Cathy Lynn Grossman of USA Today wrote an analysis of Rick Warren's invocation.

"Pastor Rick Warren's invocation uses Jewish, Christian mix."

She wrote that "Controversial evangelical pastor Rick Warren opened Barack Obama's inaugural ceremony Tuesday by touching on the two greatest prayers in Judaism and Christianity and asking God to grace the nation with clarity, responsibility and civility, 'even when we differ.''"

I give Warren credit for using his invocation to point towards unity as Americans. He said, "Help us, O God, to remember that we are Americans, united not by race or religion or blood, but to our commitment to freedom and justice for all."

However, I think that Grossman misses how the two prayers were used in the invocation.

Warren said in the beginning of his invocation "The Scripture tells us, ‘Hear, O Israel, the Lord is our God; the Lord is one. And you are the compassionate and merciful one. And you are loving to everyone you have made.’"

That is touching on the Jewish prayer.

He concluded with these words:

”I humbly ask this in the name of the one who changed my life, Yeshua, Isa, Jesus, Jesus (hay-SOOS), who taught us to pray, Our Father who art in heaven hallowed be thy name, thy kingdom come, thy will be done on Earth as it is in heaven. Give us this day our daily bread and forgive us our trespasses as we forgive those who trespass against us, and lead us not into temptation, but deliver us from evil, for thine is the kingdom and the power and the glory forever. Amen."

That's not touching on the Christian prayer. That's praying the Lord's Prayer.

There's nothing wrong with the Lord's Prayer. It's a beautiful, powerful prayer. The occasion of giving the invocation for the Inauguration of the 44th president of the United States of America simply is not the time to use it.

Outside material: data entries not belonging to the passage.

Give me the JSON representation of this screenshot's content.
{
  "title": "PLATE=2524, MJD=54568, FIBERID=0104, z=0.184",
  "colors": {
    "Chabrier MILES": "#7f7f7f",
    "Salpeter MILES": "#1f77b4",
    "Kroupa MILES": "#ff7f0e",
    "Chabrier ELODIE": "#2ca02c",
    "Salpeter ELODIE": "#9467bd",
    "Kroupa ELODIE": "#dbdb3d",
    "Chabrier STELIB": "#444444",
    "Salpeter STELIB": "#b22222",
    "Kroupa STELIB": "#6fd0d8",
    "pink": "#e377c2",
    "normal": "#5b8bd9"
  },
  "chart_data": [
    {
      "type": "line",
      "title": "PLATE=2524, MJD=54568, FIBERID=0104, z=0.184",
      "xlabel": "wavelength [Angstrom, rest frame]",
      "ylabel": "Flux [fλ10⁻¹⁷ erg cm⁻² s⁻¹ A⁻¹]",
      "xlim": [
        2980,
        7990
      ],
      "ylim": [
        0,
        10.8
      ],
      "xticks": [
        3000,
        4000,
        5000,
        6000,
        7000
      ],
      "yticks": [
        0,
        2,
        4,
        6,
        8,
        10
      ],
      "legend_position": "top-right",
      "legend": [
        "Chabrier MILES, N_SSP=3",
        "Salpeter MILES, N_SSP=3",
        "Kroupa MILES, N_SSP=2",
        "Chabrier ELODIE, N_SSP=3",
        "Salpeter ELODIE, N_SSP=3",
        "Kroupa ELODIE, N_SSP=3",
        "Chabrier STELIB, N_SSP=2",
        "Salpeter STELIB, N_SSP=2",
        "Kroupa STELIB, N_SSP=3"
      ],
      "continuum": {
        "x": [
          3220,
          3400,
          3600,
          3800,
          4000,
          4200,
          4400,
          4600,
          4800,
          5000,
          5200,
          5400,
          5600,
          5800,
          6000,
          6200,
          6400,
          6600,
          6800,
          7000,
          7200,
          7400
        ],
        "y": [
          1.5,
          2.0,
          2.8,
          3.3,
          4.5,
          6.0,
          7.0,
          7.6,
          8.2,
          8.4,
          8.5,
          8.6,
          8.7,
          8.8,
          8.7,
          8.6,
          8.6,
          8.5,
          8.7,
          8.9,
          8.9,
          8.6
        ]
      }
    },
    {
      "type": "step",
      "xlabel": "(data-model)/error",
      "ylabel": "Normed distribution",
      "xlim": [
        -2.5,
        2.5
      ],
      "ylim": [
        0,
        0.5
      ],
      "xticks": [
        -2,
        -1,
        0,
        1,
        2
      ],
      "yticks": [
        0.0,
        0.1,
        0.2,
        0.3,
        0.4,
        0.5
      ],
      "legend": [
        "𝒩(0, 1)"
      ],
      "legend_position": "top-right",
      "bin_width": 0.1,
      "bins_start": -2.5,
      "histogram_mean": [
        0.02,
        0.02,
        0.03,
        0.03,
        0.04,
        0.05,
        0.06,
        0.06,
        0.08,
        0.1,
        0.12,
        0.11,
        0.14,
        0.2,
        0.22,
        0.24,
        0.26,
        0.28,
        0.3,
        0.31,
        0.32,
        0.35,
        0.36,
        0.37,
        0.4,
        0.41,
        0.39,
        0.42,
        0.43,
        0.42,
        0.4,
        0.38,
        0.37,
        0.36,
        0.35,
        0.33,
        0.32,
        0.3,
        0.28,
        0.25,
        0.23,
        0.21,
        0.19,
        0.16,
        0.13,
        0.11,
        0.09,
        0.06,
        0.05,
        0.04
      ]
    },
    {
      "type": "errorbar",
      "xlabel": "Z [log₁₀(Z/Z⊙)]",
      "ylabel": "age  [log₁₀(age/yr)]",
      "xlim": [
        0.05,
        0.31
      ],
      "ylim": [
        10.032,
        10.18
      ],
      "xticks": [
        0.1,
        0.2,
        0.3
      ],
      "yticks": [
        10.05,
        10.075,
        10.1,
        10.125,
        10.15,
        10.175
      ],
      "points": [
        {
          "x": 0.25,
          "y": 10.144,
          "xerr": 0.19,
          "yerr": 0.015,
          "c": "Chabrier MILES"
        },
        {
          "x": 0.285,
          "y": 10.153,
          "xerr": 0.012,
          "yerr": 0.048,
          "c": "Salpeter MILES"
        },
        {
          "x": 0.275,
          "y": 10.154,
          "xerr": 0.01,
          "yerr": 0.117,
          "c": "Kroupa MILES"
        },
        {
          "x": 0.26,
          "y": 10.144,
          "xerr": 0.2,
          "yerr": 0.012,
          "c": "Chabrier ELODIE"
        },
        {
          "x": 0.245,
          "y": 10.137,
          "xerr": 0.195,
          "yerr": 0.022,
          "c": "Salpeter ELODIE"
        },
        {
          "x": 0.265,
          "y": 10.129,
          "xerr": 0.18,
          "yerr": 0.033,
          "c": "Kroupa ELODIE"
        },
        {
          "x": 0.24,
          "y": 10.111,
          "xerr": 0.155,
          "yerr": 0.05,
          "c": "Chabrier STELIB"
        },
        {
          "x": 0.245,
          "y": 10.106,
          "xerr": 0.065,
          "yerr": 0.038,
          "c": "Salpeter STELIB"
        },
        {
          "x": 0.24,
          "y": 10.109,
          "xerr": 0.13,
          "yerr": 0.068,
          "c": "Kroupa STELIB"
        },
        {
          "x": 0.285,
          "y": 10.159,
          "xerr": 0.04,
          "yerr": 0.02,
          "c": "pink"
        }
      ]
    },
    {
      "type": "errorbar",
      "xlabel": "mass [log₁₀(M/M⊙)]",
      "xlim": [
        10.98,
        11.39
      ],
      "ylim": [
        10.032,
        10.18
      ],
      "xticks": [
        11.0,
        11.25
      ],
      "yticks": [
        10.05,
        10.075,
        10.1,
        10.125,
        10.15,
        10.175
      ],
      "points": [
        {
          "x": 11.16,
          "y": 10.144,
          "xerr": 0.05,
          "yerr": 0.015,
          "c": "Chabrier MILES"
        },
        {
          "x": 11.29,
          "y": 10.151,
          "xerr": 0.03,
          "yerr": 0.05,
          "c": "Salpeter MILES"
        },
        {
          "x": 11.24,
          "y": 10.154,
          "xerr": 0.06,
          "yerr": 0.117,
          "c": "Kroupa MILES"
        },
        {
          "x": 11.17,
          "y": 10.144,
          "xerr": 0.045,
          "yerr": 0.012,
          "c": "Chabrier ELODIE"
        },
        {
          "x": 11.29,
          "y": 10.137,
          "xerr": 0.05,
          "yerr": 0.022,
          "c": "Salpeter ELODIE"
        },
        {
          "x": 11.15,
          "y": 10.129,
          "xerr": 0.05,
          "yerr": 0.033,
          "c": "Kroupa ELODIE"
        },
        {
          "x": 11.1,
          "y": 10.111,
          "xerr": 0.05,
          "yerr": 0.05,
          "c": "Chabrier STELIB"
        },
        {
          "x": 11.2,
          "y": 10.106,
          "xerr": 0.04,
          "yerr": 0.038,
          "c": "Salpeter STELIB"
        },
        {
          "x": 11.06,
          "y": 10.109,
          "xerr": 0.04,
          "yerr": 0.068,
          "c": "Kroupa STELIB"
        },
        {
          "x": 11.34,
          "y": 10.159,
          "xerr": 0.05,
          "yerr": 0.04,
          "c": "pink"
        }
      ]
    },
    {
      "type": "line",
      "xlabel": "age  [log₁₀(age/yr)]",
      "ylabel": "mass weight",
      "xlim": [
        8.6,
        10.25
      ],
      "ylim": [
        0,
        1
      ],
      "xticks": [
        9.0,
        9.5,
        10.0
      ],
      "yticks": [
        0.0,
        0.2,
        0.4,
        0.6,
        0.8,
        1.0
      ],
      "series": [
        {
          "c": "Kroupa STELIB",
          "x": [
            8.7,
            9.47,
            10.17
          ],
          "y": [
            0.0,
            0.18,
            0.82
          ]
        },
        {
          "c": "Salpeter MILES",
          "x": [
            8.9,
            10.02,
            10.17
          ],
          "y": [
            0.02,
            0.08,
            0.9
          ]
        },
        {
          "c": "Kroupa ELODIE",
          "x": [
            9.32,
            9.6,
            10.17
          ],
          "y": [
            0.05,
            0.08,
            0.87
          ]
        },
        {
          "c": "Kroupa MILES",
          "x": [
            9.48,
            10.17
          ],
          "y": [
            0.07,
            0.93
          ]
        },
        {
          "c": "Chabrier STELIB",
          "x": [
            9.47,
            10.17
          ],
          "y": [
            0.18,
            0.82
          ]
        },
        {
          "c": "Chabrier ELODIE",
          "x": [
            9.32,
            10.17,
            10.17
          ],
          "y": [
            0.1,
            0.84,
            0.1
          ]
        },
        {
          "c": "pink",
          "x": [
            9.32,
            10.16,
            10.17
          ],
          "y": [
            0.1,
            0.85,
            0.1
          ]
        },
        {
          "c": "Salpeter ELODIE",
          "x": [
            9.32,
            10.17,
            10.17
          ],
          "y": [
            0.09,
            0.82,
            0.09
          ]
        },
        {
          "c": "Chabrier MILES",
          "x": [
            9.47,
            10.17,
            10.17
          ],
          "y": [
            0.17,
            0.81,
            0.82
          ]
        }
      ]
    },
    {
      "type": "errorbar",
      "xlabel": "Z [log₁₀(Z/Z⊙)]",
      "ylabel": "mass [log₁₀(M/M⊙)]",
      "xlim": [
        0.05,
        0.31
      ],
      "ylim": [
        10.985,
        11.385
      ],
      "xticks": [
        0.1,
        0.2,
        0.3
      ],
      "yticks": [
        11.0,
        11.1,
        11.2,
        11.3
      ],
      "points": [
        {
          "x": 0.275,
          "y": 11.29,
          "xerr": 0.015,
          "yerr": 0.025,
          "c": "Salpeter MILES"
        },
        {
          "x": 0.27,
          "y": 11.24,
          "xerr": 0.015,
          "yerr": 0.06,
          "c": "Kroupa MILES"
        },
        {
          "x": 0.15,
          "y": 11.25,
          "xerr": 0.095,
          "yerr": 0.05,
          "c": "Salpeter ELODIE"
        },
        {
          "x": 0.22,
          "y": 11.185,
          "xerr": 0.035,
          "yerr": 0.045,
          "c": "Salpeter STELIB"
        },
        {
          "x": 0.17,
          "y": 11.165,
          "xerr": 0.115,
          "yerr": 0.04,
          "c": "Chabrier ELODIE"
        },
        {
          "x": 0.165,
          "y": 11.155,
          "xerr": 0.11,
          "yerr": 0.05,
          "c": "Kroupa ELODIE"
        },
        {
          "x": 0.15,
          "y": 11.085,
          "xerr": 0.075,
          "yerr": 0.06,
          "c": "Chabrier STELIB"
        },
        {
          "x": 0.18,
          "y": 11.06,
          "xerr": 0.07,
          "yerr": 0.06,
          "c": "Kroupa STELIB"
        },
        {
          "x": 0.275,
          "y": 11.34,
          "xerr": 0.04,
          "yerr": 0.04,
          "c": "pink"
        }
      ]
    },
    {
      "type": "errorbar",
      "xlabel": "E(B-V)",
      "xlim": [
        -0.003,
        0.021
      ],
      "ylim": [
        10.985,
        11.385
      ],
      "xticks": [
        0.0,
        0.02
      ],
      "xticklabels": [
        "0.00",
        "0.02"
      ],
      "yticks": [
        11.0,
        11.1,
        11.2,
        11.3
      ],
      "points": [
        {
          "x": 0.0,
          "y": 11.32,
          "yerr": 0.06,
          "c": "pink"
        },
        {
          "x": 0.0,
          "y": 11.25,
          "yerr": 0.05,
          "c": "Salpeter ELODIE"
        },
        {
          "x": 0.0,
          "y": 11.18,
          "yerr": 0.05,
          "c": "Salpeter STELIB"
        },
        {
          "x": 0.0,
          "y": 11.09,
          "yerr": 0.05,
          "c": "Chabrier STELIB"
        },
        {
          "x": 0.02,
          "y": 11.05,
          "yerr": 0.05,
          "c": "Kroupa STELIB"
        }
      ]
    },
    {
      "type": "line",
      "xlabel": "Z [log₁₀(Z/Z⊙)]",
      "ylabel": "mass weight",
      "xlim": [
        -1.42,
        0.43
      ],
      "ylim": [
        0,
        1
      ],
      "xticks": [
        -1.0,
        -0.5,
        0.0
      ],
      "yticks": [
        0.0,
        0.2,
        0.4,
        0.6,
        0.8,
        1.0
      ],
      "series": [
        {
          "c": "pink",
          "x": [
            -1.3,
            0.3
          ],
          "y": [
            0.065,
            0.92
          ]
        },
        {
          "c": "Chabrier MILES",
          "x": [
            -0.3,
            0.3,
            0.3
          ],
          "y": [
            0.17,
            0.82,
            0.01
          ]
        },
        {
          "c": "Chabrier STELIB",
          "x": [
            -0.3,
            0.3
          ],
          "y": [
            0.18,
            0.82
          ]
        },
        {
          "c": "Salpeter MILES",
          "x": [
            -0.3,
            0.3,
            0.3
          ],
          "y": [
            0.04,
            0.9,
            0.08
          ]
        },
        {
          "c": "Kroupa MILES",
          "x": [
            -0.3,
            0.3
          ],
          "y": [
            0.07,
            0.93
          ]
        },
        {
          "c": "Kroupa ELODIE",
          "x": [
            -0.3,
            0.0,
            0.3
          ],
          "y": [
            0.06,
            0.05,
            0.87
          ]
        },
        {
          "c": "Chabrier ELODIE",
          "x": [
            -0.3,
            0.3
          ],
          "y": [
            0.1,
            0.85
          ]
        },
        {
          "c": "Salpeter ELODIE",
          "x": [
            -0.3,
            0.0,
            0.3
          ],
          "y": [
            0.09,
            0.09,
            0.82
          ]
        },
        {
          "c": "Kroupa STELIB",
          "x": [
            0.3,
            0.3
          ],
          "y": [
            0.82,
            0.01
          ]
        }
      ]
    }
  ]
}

Others seem to reach this same conclusion.

I think Jim Naughton of the Diocese of Washington (quoted in Grossman's article) is right on in saying Warren's speech was "as inclusive as his conscience would allow him to be."

It's a genuine attempt...but it's not inclusive.

Inauguration Day

WHAT A DAY!!! Obama's speech was fantastic! "The time has come to set aside childish things. The time has come to reaffirm our enduring spirit; to choose our better history; to carry forward that precious gift, that noble idea, passed on from generation to generation: the God-given promise that all are equal, all are free, and all deserve a chance to pursue their full measure of happiness." Beautiful words.

I was struck by the following as well: "For we know that our patchwork heritage is a strength, not a weakness. We are a nation of Christians and Muslims, Jews and Hindus -- and nonbelievers."

I was pleased by these words...a critical uplifting of Americans who claim other paths to God, as well as of those who claim no religion...and a sharp contrast to The Rev. Rick Warren's Jesus centered invocation that was not appropriate for the inclusiveness of the nation. I was shocked when Warren used the Lord's Prayer...

Also in lovely contrast to Warren's invocation was Rev. Joseph Lowery's benediction:

"And while we have sown the seeds of greed — the wind of greed and corruption, and even as we reap the whirlwind of social and economic disruption, we seek forgiveness and we come in a spirit of unity and solidarity to commit our support to our president by our willingness to make sacrifices, to respect your creation, to turn to each other and not on each other."

I'm so moved by it all, that I'm trying something new: entering the blogging world once more!